What basically happens when you type a URL on the browser and click enter?

We usually do it hundreds of times in a day. We type a few characters into a bar, hit Enter and as if by magic a world of data appears. But for those of us in software engineering, we know it’s not magic. It’s a perfectly orchestrated symphony of protocols.
If you’ve ever wondered what happens in those few milliseconds of "loading," let’s pull back the curtain and look at the engineering blueprint of a web request.
1. The Hunt for the IP Address (DNS Resolution)
The moment you hit Enter, your browser becomes a detective. It parses the URL to see what you’re looking for, but it has a fundamental problem: computers don't understand names like google.com; they only understand numbers called IP addresses.
First, it checks its "memory" (cache). If it doesn't find the address there, it asks the Domain Name System (DNS). Your request travels from your browser cache to your OS, and eventually to your ISP’s resolver. If you're using modern standards like DNS over HTTPS (DoH), this entire "phonebook search" is encrypted, keeping your browsing habits private from prying eyes on the network.
2. The Great Handshake (TCP, TLS, and QUIC)
Once the browser has the IP, it needs to establish a secure "pipe" to the server. Traditionally, this is the TCP Three-Way Handshake. It’s a polite technical conversation where the client and server synchronize their sequence numbers to ensure no data is lost in transit.
If the site uses HTTPS (which is the standard in 2026), they also perform a TLS Handshake. This is where the server proves its identity with a certificate and both parties agree on an encryption key. If you're on a cutting-edge site using HTTP/3, this happens via QUIC over UDP, which combines the connection and encryption steps into one, significantly reducing the "wait time" before data starts moving.
3. The Request & The Server’s Logic
Now that the pipe is secure, your browser sends an HTTP Request. It’s a digital letter saying, "Hey, I’d like to see the /blog path. Here is my session cookie so you know it's me."
On the other end, the web server (like Nginx) or an application server (running Node.js or Python) receives this. It might fetch data from a database, check your permissions, and then package everything into an HTTP Response. This comes with a Status Code:a 200 OK means smooth sailing, while a 500 Internal Server Error means the "engine room" on the server side just had a bad day.
4. Painting the Picture (The Rendering Engine)
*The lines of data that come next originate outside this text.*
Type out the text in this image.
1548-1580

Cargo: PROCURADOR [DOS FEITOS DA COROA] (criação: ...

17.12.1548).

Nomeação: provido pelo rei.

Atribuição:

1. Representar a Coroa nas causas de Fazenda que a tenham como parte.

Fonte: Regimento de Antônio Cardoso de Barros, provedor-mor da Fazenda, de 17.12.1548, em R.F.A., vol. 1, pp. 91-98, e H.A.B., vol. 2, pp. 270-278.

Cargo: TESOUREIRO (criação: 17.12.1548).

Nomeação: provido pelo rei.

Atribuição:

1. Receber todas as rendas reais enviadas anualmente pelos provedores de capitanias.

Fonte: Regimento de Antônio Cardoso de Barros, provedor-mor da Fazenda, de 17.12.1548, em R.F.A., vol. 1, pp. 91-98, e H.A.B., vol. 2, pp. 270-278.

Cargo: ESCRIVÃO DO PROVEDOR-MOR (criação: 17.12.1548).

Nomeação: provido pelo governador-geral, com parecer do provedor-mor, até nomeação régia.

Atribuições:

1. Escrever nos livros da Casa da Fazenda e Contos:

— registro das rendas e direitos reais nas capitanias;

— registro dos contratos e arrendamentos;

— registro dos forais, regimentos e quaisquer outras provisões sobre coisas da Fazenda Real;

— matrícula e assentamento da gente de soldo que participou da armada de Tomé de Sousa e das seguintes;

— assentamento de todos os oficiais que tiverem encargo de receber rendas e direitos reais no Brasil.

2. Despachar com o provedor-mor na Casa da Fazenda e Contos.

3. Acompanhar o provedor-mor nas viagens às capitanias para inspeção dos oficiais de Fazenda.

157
The browser finally receives a stream of binary data that it reconstructs into HTML, CSS, and JavaScript. This is where the "Blueprint" truly comes to life:
The DOM & CSSOM: The browser parses the HTML to build the "skeleton" (DOM) and the CSS to build the "style guide" (CSSOM).
The Render Tree: It combines these two to decide exactly which elements need to be visible.
Layout & Paint: The browser calculates the geometry (where every box sits) and finally "paints" the pixels onto your screen.
If there are synchronous scripts in the HTML, the browser will actually stop everything to execute them which is why as developers, we use defer or async to keep the experience smooth.
Why This Matters.
In the time it took you to read this paragraph, your request could have traveled through underwater fiber-optic cables and across continents multiple times. Understanding this blueprint isn't just about passing an assignment; it’s about appreciating the incredible reliability of the systems we build upon. Every millisecond we shave off a DNS lookup or a TLS handshake is a win for the user.